Fortunate also was the brevity of the operation. Although, as indicated by its chemical designation, N2O, nitrous oxide contains oxygen in considerable quantity, the oxygen is not in a form that the body can use. Administered for the length of time some operations require, pure nitrous oxide would cause brain damage and death; it must be mixed with oxygen when used as an anesthetic.
And there were other problems unknown to Wells and Riggs. The effects of an inhalation anesthetic proceed in four stages. Stage one is simply analgesia, which, in the case of nitrous oxide, is rather pleasant. Toward the end of stage one sensations of pain may greatly diminish or disappear. If inhalation continues, a brief second stage may ensue: delirium excitement. Then the patient passes into the third stage, that of “surgical anesthesia.” Here there are hazards, even with a nitrous-oxide-oxygen mixture. The patient may become nauseated, throw up, aspirate some of the vomit, and choke to death if surgical appliances for clearing the windpipe are not available and in the hands of someone who knows how to use them. Or air supply to the lungs can be cut off by relaxation of the muscles of the tongue or pharynx, which would allow the tongue or epiglottis to cover the glottic opening. And there are other possible difficulties, including stage four, if the patient is allowed to enter it; this can mean respiratory failure, “vasomotor collapse,” and death. The administration of anesthesia is not a job for amateurs.

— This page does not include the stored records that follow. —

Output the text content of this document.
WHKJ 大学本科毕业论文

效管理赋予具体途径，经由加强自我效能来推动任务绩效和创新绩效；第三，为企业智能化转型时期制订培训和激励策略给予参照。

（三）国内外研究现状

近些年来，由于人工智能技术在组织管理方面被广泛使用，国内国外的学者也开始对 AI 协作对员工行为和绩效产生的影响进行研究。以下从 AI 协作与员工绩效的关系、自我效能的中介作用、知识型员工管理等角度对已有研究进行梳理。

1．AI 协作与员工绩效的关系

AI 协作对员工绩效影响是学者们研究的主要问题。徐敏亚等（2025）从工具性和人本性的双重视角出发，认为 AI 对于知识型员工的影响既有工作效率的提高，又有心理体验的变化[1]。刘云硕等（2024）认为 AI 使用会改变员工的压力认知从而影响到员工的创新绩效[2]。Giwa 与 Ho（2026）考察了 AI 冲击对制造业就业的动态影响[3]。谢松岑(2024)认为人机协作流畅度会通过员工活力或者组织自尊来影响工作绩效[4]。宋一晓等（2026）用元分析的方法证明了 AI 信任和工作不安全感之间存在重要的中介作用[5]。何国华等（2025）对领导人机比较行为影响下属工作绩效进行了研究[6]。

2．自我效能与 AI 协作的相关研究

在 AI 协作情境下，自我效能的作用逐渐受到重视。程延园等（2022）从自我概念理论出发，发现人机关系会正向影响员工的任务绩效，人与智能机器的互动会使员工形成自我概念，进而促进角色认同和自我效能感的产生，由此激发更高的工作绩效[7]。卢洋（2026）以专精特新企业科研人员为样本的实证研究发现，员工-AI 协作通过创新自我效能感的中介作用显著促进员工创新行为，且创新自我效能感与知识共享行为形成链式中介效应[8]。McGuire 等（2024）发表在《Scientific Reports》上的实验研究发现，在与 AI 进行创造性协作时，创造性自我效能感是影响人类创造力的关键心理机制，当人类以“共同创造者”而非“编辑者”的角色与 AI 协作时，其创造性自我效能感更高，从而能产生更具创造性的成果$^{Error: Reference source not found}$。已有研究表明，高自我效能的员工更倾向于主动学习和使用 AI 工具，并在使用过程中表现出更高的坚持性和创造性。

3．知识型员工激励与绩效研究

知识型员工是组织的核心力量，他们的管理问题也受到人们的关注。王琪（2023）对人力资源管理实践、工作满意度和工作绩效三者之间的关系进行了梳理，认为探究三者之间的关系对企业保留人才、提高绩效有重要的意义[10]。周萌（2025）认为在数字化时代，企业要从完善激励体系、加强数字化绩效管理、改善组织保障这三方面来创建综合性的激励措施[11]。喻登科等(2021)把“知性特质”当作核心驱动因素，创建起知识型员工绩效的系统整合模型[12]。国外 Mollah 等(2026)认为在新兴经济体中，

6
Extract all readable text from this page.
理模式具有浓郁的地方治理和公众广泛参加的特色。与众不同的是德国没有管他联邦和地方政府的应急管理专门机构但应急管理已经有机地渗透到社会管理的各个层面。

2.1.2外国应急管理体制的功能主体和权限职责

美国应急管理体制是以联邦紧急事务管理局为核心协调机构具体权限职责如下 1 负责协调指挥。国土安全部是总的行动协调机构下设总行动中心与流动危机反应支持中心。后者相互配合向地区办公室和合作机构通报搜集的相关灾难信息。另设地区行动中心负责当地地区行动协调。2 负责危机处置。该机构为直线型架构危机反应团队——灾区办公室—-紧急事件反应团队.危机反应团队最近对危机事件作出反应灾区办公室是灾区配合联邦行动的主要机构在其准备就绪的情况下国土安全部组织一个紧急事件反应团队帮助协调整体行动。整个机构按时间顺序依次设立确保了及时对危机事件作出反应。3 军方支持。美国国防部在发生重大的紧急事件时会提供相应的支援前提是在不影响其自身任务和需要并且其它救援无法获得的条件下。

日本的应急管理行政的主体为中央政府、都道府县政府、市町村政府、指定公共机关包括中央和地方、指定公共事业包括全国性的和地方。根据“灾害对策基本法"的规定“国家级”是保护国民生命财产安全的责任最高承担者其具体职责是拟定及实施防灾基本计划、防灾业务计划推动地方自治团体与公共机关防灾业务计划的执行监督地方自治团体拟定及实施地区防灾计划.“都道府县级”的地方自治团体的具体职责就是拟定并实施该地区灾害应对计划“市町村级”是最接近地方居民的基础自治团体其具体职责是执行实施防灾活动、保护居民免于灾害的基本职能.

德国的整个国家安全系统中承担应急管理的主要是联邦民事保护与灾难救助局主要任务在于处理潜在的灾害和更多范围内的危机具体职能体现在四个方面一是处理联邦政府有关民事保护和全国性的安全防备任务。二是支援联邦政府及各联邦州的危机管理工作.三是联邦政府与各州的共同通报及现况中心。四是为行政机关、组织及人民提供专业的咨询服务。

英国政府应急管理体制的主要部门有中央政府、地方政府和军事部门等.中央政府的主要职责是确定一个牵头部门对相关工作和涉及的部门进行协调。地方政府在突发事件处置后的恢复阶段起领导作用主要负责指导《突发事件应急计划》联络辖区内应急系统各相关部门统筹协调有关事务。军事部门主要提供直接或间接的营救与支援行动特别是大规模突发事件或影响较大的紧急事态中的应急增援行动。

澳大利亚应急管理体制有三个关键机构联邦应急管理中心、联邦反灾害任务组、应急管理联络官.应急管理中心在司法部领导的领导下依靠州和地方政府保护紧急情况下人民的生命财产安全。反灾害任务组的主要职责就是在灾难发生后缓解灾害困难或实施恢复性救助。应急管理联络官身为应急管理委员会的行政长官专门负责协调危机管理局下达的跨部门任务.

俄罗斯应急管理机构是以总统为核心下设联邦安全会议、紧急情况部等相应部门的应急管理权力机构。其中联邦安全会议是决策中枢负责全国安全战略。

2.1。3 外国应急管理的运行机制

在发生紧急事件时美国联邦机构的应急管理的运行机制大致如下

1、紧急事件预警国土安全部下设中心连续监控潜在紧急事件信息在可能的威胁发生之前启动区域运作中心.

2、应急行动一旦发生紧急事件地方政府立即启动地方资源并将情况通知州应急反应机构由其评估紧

So much for the terra incognita into which Horace Wells ventured. His conclusion, after this brief exploration, was that the insensibility to pain was caused by the “excitement effect” of the gas. As he put it later, “While reasoning from analogy, I was led to believe that the inhaling of any exhilarating gas, sufficient to cause a great nervous excitement, would so paralyze the system as to render it insensible to pain, or nearly so; for it is well known, that when an individual is very much excited by passion, he scarcely feels the severe wounds which may at the time be inflicted…. I accordingly resolved to try the experiment of inhaling an exhilarating gas myself, for the purpose of having a tooth extracted.”
It must be obvious that Wells did not go through all this reasoning during the few seconds or minutes when Samuel Cooley was dashing around the stage and barking his shins. One must believe that he had been thinking about his hypothesis for a long time; that the word “ EXHILARATING ,” which he saw in large type near the top of Colton’s advertisement, suggested a chance to explore his theory; and that, once in Union Hall that evening, he overcame his natural reticence to go up on the platform and experience for himself the effects of the advertised exhilarant, much to his wife’s astonishment and displeasure. It had not been his own reaction, however, but the experience of Samuel Cooley that put all the pieces together.
Of course, this “excitement theory” did not quite comport with the way Wells had behaved in the chair. He had not become excited but had simply fallen into unconsciousness. Wells later made an explanatory comment. “When I commenced giving the gas, I noticed one very remarkable circumstance attending it, which was, that those who sat down resolving to have an operation performed under its influence, had no disposition to exert the muscular system in the least, but would remain quiet as if partially asleep. Whereas, if the same individuals were to inhale the gas under any other circumstances, it would seem impossible to restrain them from over exertion.”